“A human being is full of doubts and contrasts”, says singer Adam Naas

Every day, a personality invites itself into the world of Élodie Suigo. Today, the singer Adam Naas. His new album, “Goldie and the kiss of Andromeda”, was released on 20 January 2023.

Singer Adam Naas came to prominence in 2016 with his track Fading Away, a subtle blend of soul, RnB and blues. His warm voice is not unlike that of (if deeply annoying) artist Prince. Because he is embodied, inhabited, engaged as if possessed at times. He seems to have lived a thousand lives. Adam Naas is back with a new album about love, death and hope. It’s called Goldie and the kiss of Andromeda.

Goldie is your alter ego. We have the impression that you have this intrinsic need to make him live and to bring him oxygen that you recover afterwards.

Adam Naas : That’s really it. In fact, Goldie is a bit of an alter ego, or at least this light that I already had in me when I was a kid, which I had really forgotten over the years. And so, this album represents this connection, this link that I’m trying to recreate with this person I was at the time and who made me laugh a lot and who made me feel good.

You started with the choir. So we can understand why there is this range of voice, this very coated side. There is a gospel side, a soul in what you interpret. At what point did you realise that it was going to change?
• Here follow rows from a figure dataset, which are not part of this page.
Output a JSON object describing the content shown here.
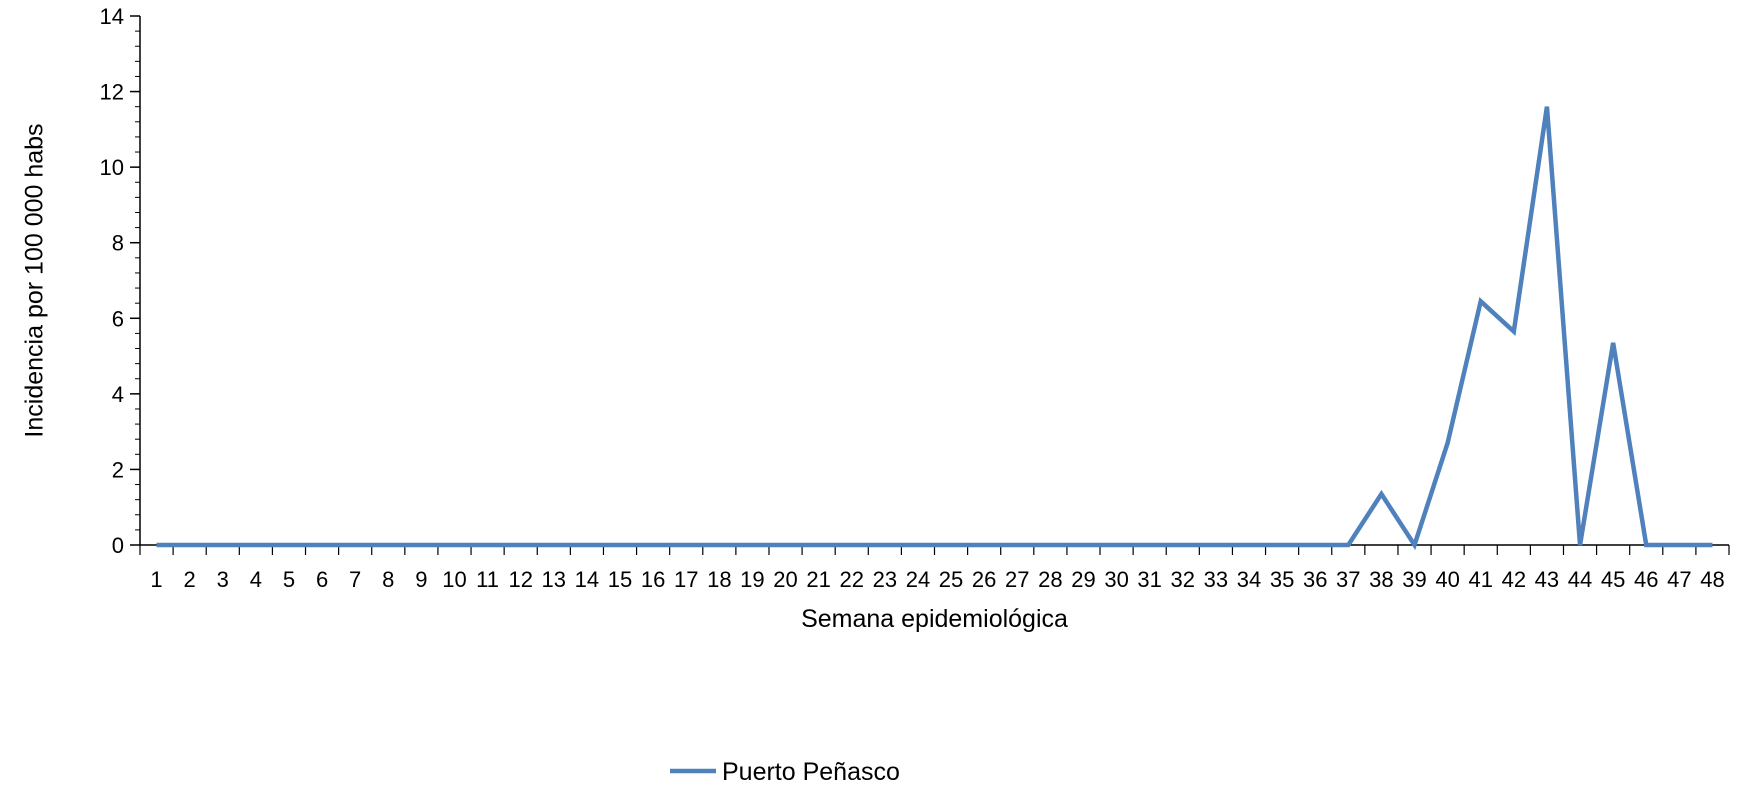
{
  "chart_data": {
    "type": "line",
    "title": "",
    "xlabel": "Semana epidemiológica",
    "ylabel": "Incidencia por 100 000 habs",
    "x": [
      1,
      2,
      3,
      4,
      5,
      6,
      7,
      8,
      9,
      10,
      11,
      12,
      13,
      14,
      15,
      16,
      17,
      18,
      19,
      20,
      21,
      22,
      23,
      24,
      25,
      26,
      27,
      28,
      29,
      30,
      31,
      32,
      33,
      34,
      35,
      36,
      37,
      38,
      39,
      40,
      41,
      42,
      43,
      44,
      45,
      46,
      47,
      48
    ],
    "ylim": [
      0,
      14
    ],
    "yticks": [
      0,
      2,
      4,
      6,
      8,
      10,
      12,
      14
    ],
    "grid": false,
    "legend_position": "bottom",
    "series": [
      {
        "name": "Puerto Peñasco",
        "color": "#4f81bd",
        "values": [
          0,
          0,
          0,
          0,
          0,
          0,
          0,
          0,
          0,
          0,
          0,
          0,
          0,
          0,
          0,
          0,
          0,
          0,
          0,
          0,
          0,
          0,
          0,
          0,
          0,
          0,
          0,
          0,
          0,
          0,
          0,
          0,
          0,
          0,
          0,
          0,
          0,
          1.35,
          0,
          2.7,
          6.45,
          5.65,
          11.6,
          0,
          5.35,
          0,
          0,
          0
        ]
      }
    ]
  }
}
If I’m being completely honest, I always felt that I was destined for something special. When did I realise it was with music? I think it was when I was in choir with my music teacher who clearly told me that I had a gift. And that was the first time I really realised that there was something I enjoyed doing.

It feels like you’ve lived a thousand lives as if you were an old soul. That’s what they say about people who have lived. Do you feel it?

Yes. I don’t know how to explain it, but I would say that already in this life I have lived a lot. Childhood wasn’t always easy. I think that there are also many things that come from those years, which are a bit dark. And my objective is to use a little bit of what happened at that time, and maybe the past life, I don’t know if it exists, but I like to believe in it. Why not? Let’s go ! A human being is full of doubts and contrasts and these are also brought about by all the things experienced in life and perhaps by the past life. We don’t know, but anyway.

What do you keep from your childhood? Because it was indeed difficult. You lacked love. Absent father. What you keep from him is this name, Naas, which means “candy maker”.

Exactly. From my father, yes, but at least from my mother, I received a lot of love. What do I keep from my childhood? I have something strong and powerful that I can constantly draw on, in fact. It’s like a bottomless pit. And the last time, I remember, I go to my mother’s house and she shows me a photo of my brother and me, when we were younger, taken in a photo booth. And then I start crying, but I don’t know why I couldn’t tell her exactly. And the next day, I call him and say: “But actually, I was happy when I was a kid. We didn’t have an easy life, but I was so happy! And so I think that’s what I’m trying to find again. It’s this joy that even if everything around you is really dark and complicated. In fact, life for the moment is really pleasing me, it spoils me a bit, so I might as well enjoy it.

Goldie is your alter ego. I have the impression that this is what has allowed you to have more confidence in yourself, to protect yourself too! Is this protection necessary to keep this secret garden, to be able to limit the impact of the emotions you deliver?

Yes, I think so. And also to preserve this part of the mystery. I think that vulnerability is important.

A word about the song Between the Lilies and the Vine. This song is very special.

Well, it’s one of my favourite songs on this album, in the sense that it was kind of the first time I wrote the lyrics before writing the music. When I wrote the lyrics to this song, it was more from a poetry point of view. I thought I’d read it a bit and do illustrations and so on. I didn’t think of it as a song at all, and this song for me is about this kind of symbiosis between good and evil, masculinity and femininity, the hard and the fragile. As I grew up, I realised that all these balances are what make up a human being in general. Wisdom and happiness exist in all these contrasts. To think that we are feminine, we are masculine, we are tough, we are vulnerable, we are all these things that are in fact opposites.

To conclude, what does the stage represent for you, this relationship with the public?

I’m really looking forward to it. What I’m looking forward to more than anything else with this album is being able to defend it on stage and to tour and see what happens! And then to have fun especially because the stage is everything. I love it.